Seven of the defendants are being tried in absentia, including Islamist activist Ahmed Al-Moghir and the firebrand preacher Wagdi Ghoneim.
Al-Awwa, a former presidential candidate, complained that many of Morsi's lawyers were not being allowed into court.
Outside the courtroom pro-Morsi protesters were reluctant to speak to the local media. They would speak only to Qatari-owned Al-Jazeera channel and foreign correspondents.
Many members of the public have questioned why the trial was not broadcast live as happened with the opening sessions of Mubarak's court appearance.
“The circumstances,” says Abu Shoka, “are very different.”
“Mubarak did not deny the January Revolution happened and he submitted to trial. Morsi, on the other hand, refuses to acknowledge the 30 June Revolution and insists that he is the legitimate president. It is easy to imagine Morsi and his co-defendants directing insults and accusations against the judges trying them and against senior government officials, including Minister of Defence Abdel-Fattah Al-Sisi. If these are aired live the trial will turn into a political vendetta rather than an investigation of the truth. It is better by far not to broadcast the proceedings.”

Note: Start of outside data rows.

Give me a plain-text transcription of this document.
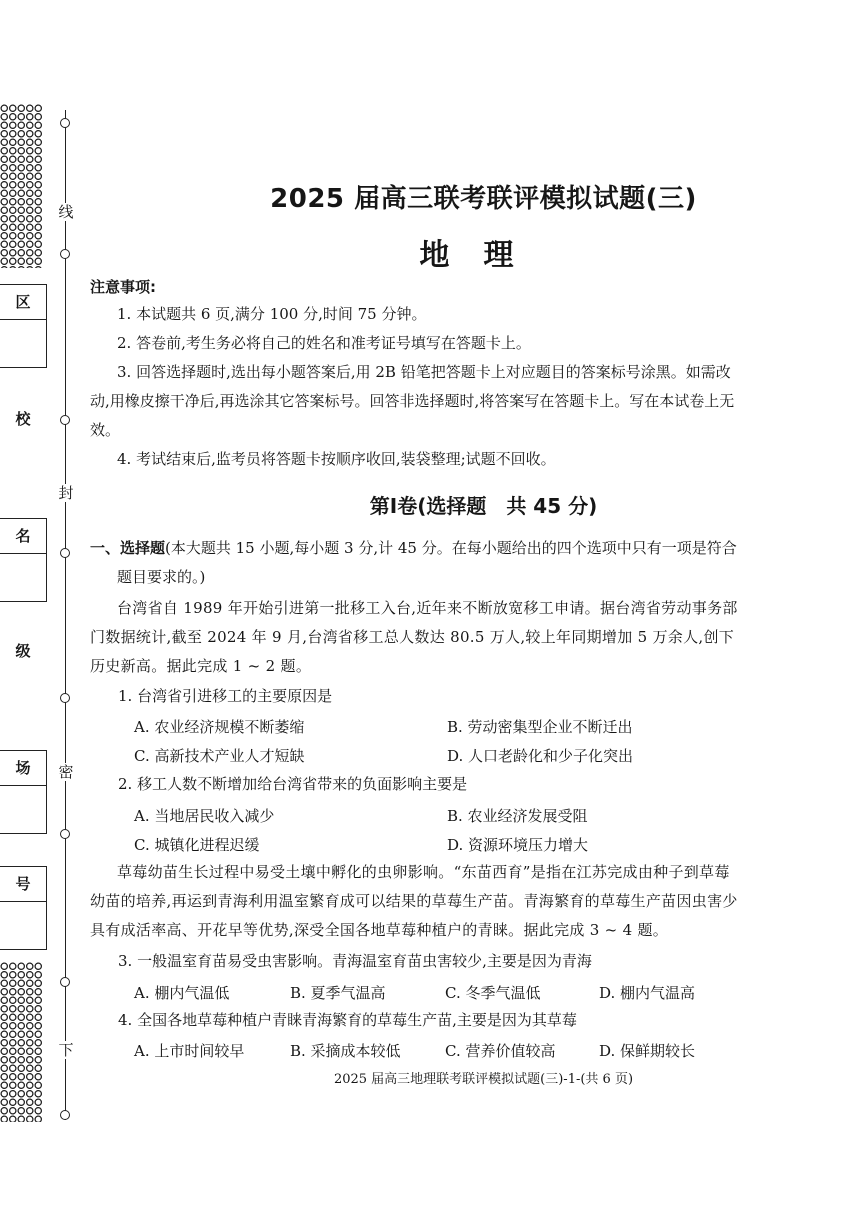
线
封
密
下
区
校
名
级
场
号
2025 届高三联考联评模拟试题(三)
地理
注意事项:

1. 本试题共 6 页,满分 100 分,时间 75 分钟。

2. 答卷前,考生务必将自己的姓名和准考证号填写在答题卡上。

3. 回答选择题时,选出每小题答案后,用 2B 铅笔把答题卡上对应题目的答案标号涂黑。如需改动,用橡皮擦干净后,再选涂其它答案标号。回答非选择题时,将答案写在答题卡上。写在本试卷上无效。

4. 考试结束后,监考员将答题卡按顺序收回,装袋整理;试题不回收。

第Ⅰ卷(选择题　共 45 分)

一、选择题(本大题共 15 小题,每小题 3 分,计 45 分。在每小题给出的四个选项中只有一项是符合题目要求的。)

台湾省自 1989 年开始引进第一批移工入台,近年来不断放宽移工申请。据台湾省劳动事务部门数据统计,截至 2024 年 9 月,台湾省移工总人数达 80.5 万人,较上年同期增加 5 万余人,创下历史新高。据此完成 1 ~ 2 题。

1. 台湾省引进移工的主要原因是
A. 农业经济规模不断萎缩	B. 劳动密集型企业不断迁出
C. 高新技术产业人才短缺	D. 人口老龄化和少子化突出
2. 移工人数不断增加给台湾省带来的负面影响主要是
A. 当地居民收入减少	B. 农业经济发展受阻
C. 城镇化进程迟缓	D. 资源环境压力增大

草莓幼苗生长过程中易受土壤中孵化的虫卵影响。“东苗西育”是指在江苏完成由种子到草莓幼苗的培养,再运到青海利用温室繁育成可以结果的草莓生产苗。青海繁育的草莓生产苗因虫害少具有成活率高、开花早等优势,深受全国各地草莓种植户的青睐。据此完成 3 ~ 4 题。

3. 一般温室育苗易受虫害影响。青海温室育苗虫害较少,主要是因为青海
A. 棚内气温低	B. 夏季气温高	C. 冬季气温低	D. 棚内气温高
4. 全国各地草莓种植户青睐青海繁育的草莓生产苗,主要是因为其草莓
A. 上市时间较早	B. 采摘成本较低	C. 营养价值较高	D. 保鲜期较长
2025 届高三地理联考联评模拟试题(三)-1-(共 6 页)
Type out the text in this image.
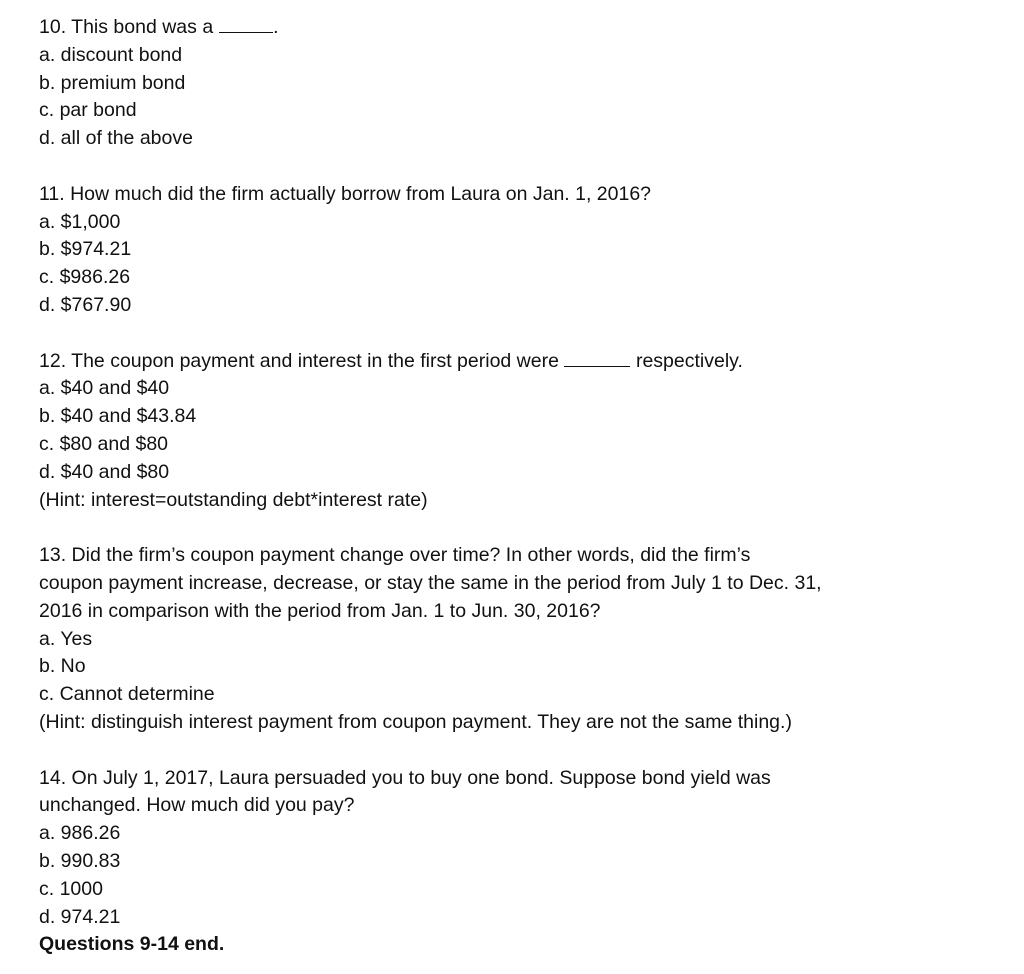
10. This bond was a	.
a. discount bond
b. premium bond
c. par bond
d. all of the above
11. How much did the firm actually borrow from Laura on Jan. 1, 2016?
a. $1,000
b. $974.21
c. $986.26
d. $767.90
12. The coupon payment and interest in the first period were	respectively.
a. $40 and $40
b. $40 and $43.84
c. $80 and $80
d. $40 and $80
(Hint: interest=outstanding debt*interest rate)
13. Did the firm’s coupon payment change over time? In other words, did the firm’s
coupon payment increase, decrease, or stay the same in the period from July 1 to Dec. 31,
2016 in comparison with the period from Jan. 1 to Jun. 30, 2016?
a. Yes
b. No
c. Cannot determine
(Hint: distinguish interest payment from coupon payment. They are not the same thing.)
14. On July 1, 2017, Laura persuaded you to buy one bond. Suppose bond yield was
unchanged. How much did you pay?
a. 986.26
b. 990.83
c. 1000
d. 974.21
Questions 9-14 end.
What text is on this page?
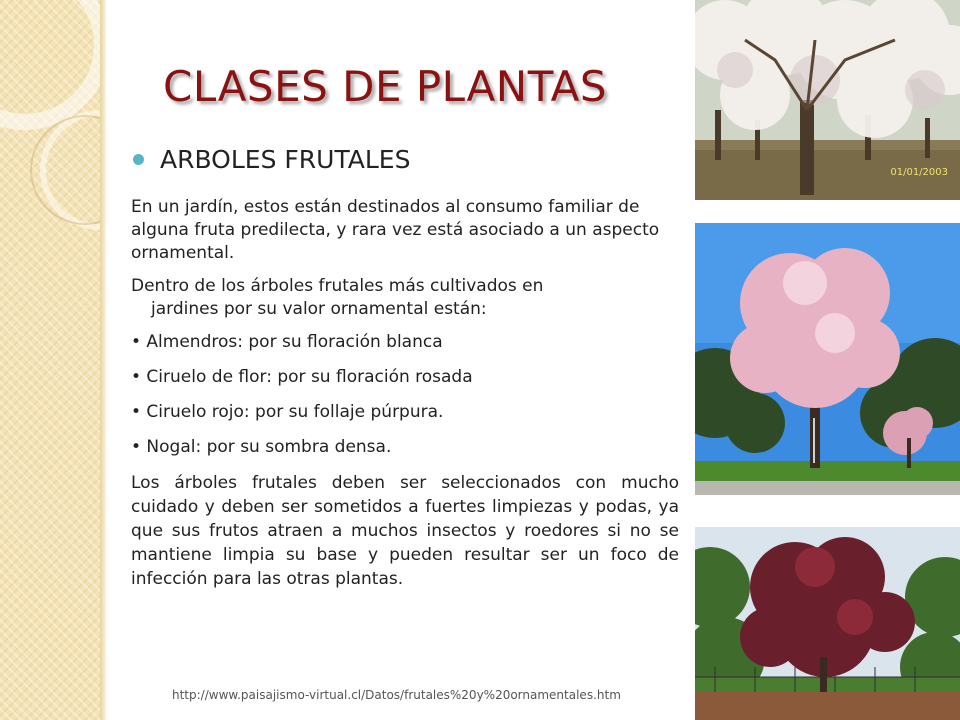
CLASES DE PLANTAS
ARBOLES FRUTALES

En un jardín, estos están destinados al consumo familiar de alguna fruta predilecta, y rara vez está asociado a un aspecto ornamental.

Dentro de los árboles frutales más cultivados en
jardines por su valor ornamental están:

• Almendros: por su floración blanca

• Ciruelo de flor: por su floración rosada

• Ciruelo rojo: por su follaje púrpura.

• Nogal: por su sombra densa.

Los árboles frutales deben ser seleccionados con mucho cuidado y deben ser sometidos a fuertes limpiezas y podas, ya que sus frutos atraen a muchos insectos y roedores si no se mantiene limpia su base y pueden resultar ser un foco de infección para las otras plantas.

http://www.paisajismo-virtual.cl/Datos/frutales%20y%20ornamentales.htm
01/01/2003
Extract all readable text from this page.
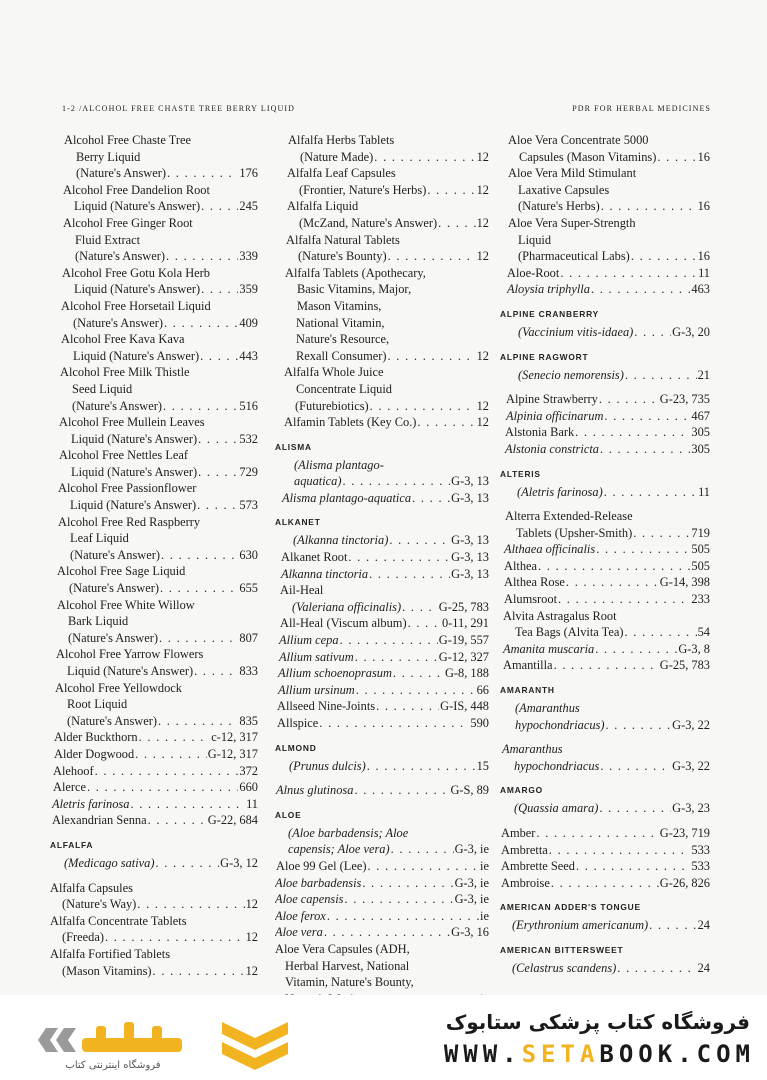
1-2 /ALCOHOL FREE CHASTE TREE BERRY LIQUID	PDR FOR HERBAL MEDICINES
Alcohol Free Chaste Tree
Berry Liquid
(Nature's Answer) . . .	176
Alcohol Free Dandelion Root
Liquid (Nature's Answer) . . .	245
Alcohol Free Ginger Root
Fluid Extract
(Nature's Answer) . . .	339
Alcohol Free Gotu Kola Herb
Liquid (Nature's Answer) . . .	359
Alcohol Free Horsetail Liquid
(Nature's Answer) . . .	409
Alcohol Free Kava Kava
Liquid (Nature's Answer) . . .	443
Alcohol Free Milk Thistle
Seed Liquid
(Nature's Answer) . . .	516
Alcohol Free Mullein Leaves
Liquid (Nature's Answer) . . .	532
Alcohol Free Nettles Leaf
Liquid (Nature's Answer) . . .	729
Alcohol Free Passionflower
Liquid (Nature's Answer) . . .	573
Alcohol Free Red Raspberry
Leaf Liquid
(Nature's Answer) . . .	630
Alcohol Free Sage Liquid
(Nature's Answer) . . .	655
Alcohol Free White Willow
Bark Liquid
(Nature's Answer) . . .	807
Alcohol Free Yarrow Flowers
Liquid (Nature's Answer) . . .	833
Alcohol Free Yellowdock
Root Liquid
(Nature's Answer) . . .	835
Alder Buckthorn . . .	c-12, 317
Alder Dogwood . . .	G-12, 317
Alehoof . . .	372
Alerce . . .	660
Aletris farinosa . . .	11
Alexandrian Senna . . .	G-22, 684
ALFALFA
(Medicago sativa) . . .	G-3, 12
Alfalfa Capsules
(Nature's Way) . . .	12
Alfalfa Concentrate Tablets
(Freeda) . . .	12
Alfalfa Fortified Tablets
(Mason Vitamins) . . .	12
Alfalfa Herbs Tablets
(Nature Made) . . .	12
Alfalfa Leaf Capsules
(Frontier, Nature's Herbs) . . .	12
Alfalfa Liquid
(McZand, Nature's Answer) . . .	12
Alfalfa Natural Tablets
(Nature's Bounty) . . .	12
Alfalfa Tablets (Apothecary,
Basic Vitamins, Major,
Mason Vitamins,
National Vitamin,
Nature's Resource,
Rexall Consumer) . . .	12
Alfalfa Whole Juice
Concentrate Liquid
(Futurebiotics) . . .	12
Alfamin Tablets (Key Co.) . . .	12
ALISMA
(Alisma plantago-
aquatica) . . .	G-3, 13
Alisma plantago-aquatica . . .	G-3, 13
ALKANET
(Alkanna tinctoria) . . .	G-3, 13
Alkanet Root . . .	G-3, 13
Alkanna tinctoria . . .	G-3, 13
Ail-Heal
(Valeriana officinalis) . . .	G-25, 783
All-Heal (Viscum album) . . .	0-11, 291
Allium cepa . . .	G-19, 557
Allium sativum . . .	G-12, 327
Allium schoenoprasum . . .	G-8, 188
Allium ursinum . . .	66
Allseed Nine-Joints . . .	G-IS, 448
Allspice . . .	590
ALMOND
(Prunus dulcis) . . .	15
Alnus glutinosa . . .	G-S, 89
ALOE
(Aloe barbadensis; Aloe
capensis; Aloe vera) . . .	G-3, ie
Aloe 99 Gel (Lee) . . .	ie
Aloe barbadensis . . .	G-3, ie
Aloe capensis . . .	G-3, ie
Aloe ferox . . .	ie
Aloe vera . . .	G-3, 16
Aloe Vera Capsules (ADH,
Herbal Harvest, National
Vitamin, Nature's Bounty,
. . .
Aloe Vera Concentrate 5000
Capsules (Mason Vitamins) . . .	16
Aloe Vera Mild Stimulant
Laxative Capsules
(Nature's Herbs) . . .	16
Aloe Vera Super-Strength
Liquid
(Pharmaceutical Labs) . . .	16
Aloe-Root . . .	11
Aloysia triphylla . . .	463
ALPINE CRANBERRY
(Vaccinium vitis-idaea) . . .	G-3, 20
ALPINE RAGWORT
(Senecio nemorensis) . . .	21
Alpine Strawberry . . .	G-23, 735
Alpinia officinarum . . .	467
Alstonia Bark . . .	305
Alstonia constricta . . .	305
ALTERIS
(Aletris farinosa) . . .	11
Alterra Extended-Release
Tablets (Upsher-Smith) . . .	719
Althaea officinalis . . .	505
Althea . . .	505
Althea Rose . . .	G-14, 398
Alumsroot . . .	233
Alvita Astragalus Root
Tea Bags (Alvita Tea) . . .	54
Amanita muscaria . . .	G-3, 8
Amantilla . . .	G-25, 783
AMARANTH
(Amaranthus
hypochondriacus) . . .	G-3, 22
Amaranthus
hypochondriacus . . .	G-3, 22
AMARGO
(Quassia amara) . . .	G-3, 23
Amber . . .	G-23, 719
Ambretta . . .	533
Ambrette Seed . . .	533
Ambroise . . .	G-26, 826
AMERICAN ADDER'S TONGUE
(Erythronium americanum) . . .	24
AMERICAN BITTERSWEET
(Celastrus scandens) . . .	24
فروشگاه اینترنتی کتاب
فروشگاه کتاب پزشکی ستابوک
WWW.SETABOOK.COM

Abu Shoka predicts Morsi will soon be facing a second trial, this time on spying charges and subverting national security. “In the meantime,” he says, “it is important Egypt moves forward in terms of endorsing a new constitution. The country needs to recover its stability.”
Abu Shoka does not rule out the possibility that the Muslim Brotherhood might resort to further violence “of the kind we experienced in the early 1990s”.
“This should not,” he says, “deter us from moving forward.”